One of my least favorite parts of living in London is the UK Home Office’s penchant for changing the rules of my visa. First they changed the name from HSMP (Highly Skilled Migrant Programme) to the yawn-inducing Tier 1. Then they decided that instead of having just an undergraduate degree, you have to have a Masters. Then, after the uproar that ensued following that change, they decided that if you already had the visa, you didn’t have to have a Masters but if you were a first time applicant, you did. It gets even more confusing, but I’ll spare you the details. Suffice it to say that I don’t wish the UK Tier 1 visa application process on anyone.
All of this is relevant now because I just celebrated my two year anniversary of living in London. That anniversary also coincided with the expiration of my visa, so I had to apply to renew it. The visa is simple: you get points for age, earnings, UK experience, and education. Get enough points and you get a visa. Given that the Tier 1 visa is essentially the same as my HSMP visa but with a new name, it would seem that this process would be simple and straightforward. It’s not.
The first problem I encountered was with the Earnings section of the application. In this section, you have to prove that you made a certain amount of income during 12 of the last 15 months. Unfortunately, to prove this income, you have to have two sources of documentation to prove it. One of those is bank statements. However, if your bank statements are e-statements, you have to have your bank stamp them with the official stamp of the bank.
What the Home Office doesn’t realize is that the UK is the only country in the civilized world that still uses a physical stamp for banking purposes. When I called my bank in the US to ask them to stamp my statements, they were utterly confused. Seven phone calls to seven different branches later, I finally found one that had a stamp.
Then came the process of sending the statements to my mother along with a letter of authorization for her to get them stamped on my behalf. She was kind enough to do this for me, then mailed the statements to me. That would be the end of the story except for the fact that the good people of the Royal Mail decided to go on strike for a few weeks. Needless to say, I never received the envelope with the statements, and had to repeat the entire process. It took almost a month.

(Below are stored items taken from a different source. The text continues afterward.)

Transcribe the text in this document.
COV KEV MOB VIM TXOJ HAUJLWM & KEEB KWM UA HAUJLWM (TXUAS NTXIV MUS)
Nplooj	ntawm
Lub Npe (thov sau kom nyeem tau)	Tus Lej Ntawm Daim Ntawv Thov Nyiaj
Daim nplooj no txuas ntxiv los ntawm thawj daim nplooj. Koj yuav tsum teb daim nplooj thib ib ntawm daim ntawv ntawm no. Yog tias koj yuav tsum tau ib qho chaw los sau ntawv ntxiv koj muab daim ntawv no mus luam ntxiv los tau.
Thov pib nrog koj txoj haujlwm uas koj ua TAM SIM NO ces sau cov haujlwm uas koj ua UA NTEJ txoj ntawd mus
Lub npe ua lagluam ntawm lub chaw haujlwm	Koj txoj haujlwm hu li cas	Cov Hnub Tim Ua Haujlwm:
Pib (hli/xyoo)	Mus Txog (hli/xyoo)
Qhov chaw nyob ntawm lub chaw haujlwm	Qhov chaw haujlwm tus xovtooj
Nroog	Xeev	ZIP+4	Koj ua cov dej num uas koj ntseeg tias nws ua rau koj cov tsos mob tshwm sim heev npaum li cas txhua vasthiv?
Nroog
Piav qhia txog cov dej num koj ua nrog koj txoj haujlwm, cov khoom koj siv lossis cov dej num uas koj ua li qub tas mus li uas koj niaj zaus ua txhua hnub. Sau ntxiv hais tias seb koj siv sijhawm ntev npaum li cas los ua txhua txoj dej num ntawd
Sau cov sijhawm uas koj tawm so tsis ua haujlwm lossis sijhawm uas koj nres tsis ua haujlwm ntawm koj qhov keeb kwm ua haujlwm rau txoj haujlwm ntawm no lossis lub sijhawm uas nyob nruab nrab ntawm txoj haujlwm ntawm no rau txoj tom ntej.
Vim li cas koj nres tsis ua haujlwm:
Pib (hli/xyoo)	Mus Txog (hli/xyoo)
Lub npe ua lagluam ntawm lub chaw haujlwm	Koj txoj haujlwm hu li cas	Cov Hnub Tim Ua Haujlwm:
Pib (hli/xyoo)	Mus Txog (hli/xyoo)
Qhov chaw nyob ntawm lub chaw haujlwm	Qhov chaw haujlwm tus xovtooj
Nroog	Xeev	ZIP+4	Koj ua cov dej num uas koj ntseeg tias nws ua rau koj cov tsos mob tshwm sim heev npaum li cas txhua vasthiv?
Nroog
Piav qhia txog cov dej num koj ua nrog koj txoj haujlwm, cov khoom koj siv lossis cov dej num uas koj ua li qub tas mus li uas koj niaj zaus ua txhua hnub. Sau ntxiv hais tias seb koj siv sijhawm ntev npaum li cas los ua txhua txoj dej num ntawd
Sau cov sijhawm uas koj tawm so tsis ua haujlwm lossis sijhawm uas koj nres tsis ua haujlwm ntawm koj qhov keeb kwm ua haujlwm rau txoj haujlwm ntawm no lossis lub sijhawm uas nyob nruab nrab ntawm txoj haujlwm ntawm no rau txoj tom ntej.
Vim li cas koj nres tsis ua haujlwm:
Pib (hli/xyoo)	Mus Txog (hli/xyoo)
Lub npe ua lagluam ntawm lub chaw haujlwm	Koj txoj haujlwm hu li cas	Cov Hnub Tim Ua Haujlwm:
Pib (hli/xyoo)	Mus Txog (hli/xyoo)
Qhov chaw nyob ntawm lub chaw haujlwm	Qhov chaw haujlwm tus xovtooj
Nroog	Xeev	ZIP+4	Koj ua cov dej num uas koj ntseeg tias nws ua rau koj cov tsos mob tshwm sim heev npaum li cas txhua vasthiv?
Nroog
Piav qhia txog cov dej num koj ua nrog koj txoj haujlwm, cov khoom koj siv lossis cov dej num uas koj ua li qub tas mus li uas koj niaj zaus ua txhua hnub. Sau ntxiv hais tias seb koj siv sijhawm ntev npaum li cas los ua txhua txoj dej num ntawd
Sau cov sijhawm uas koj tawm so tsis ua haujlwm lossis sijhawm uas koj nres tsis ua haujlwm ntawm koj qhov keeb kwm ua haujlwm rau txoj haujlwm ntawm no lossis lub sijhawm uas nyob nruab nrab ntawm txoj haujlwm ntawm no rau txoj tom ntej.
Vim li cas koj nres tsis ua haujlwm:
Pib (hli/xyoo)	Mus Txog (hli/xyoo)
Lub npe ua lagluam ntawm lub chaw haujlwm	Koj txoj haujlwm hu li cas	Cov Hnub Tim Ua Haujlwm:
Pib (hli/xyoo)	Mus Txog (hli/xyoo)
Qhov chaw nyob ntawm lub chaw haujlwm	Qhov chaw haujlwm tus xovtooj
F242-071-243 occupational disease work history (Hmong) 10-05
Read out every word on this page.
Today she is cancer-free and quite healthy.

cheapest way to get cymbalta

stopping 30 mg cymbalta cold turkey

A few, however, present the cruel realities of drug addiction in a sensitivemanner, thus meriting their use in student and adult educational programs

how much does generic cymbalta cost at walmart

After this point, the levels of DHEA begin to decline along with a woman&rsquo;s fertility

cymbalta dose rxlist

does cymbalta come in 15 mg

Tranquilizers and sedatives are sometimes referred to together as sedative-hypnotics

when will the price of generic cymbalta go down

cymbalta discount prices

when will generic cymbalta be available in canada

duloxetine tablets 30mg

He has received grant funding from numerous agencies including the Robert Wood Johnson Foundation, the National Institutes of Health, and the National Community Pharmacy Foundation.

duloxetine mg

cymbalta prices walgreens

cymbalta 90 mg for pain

The next problem came with the UK Experience part of the application. This section gives you five points for having studied in the UK (not me) or for having worked in the UK (me). The problem here is that at least a certain amount of your earnings have to be “UK earnings.” What does that mean? Does that mean that this includes earnings made while working in the UK but getting paid in the US (which was my case for awhile), or does that only include earnings made while working in the UK and being paid in the UK? I have no idea.
Apparently neither do the people at the Home Office help desk, which I called multiple times and from which I got multiple different answers. Incidentally, none of those answers were the correct one, as I later learned when I was awarded these five points but not in the way that the people at the help desk claimed that the points would be awarded. This begs the question: if the Home Office doesn’t know the answers to my visa questions, how in the world should I be expected to know the answers?
The third problem with the visa came when the application was updated after I had already printed all 150 pages of it. I then had to kill several additional trees to print another copy, after which I nearly killed myself when I saw that the cost of the application had more than doubled in one day. 850 pounds later, there’s still no guarantee that they’ll give you the visa. And if they don’t, they keep your money. How kind of them.
There were many more obstacles to my Tier 1 application process, but I’ll stop there for now lest I scare anyone off from applying for one in the future.
After the ordeal of the application process and the agony of waiting to see if I would get approved, I finally received my visa in the mail and had a small impromptu dinner celebration at the local pub. After two years of anxiety over whether or not I would get my visa renewed, it was such a relief to have my Tier 1 in hand.
Yes, the UK is now stuck with me for at least three more years. After that, I’ll have to apply for indefinite leave to remain, which I’ve heard is a much easier process than the Tier 1 application. I’ll believe it when I can sit down and apply for it in less than two months, after having spent less than two hours on hold with the help desk, after printing out the application less than two times, and after less than two weeks of postal strikes right when I need the government-run enterprises to come through for me.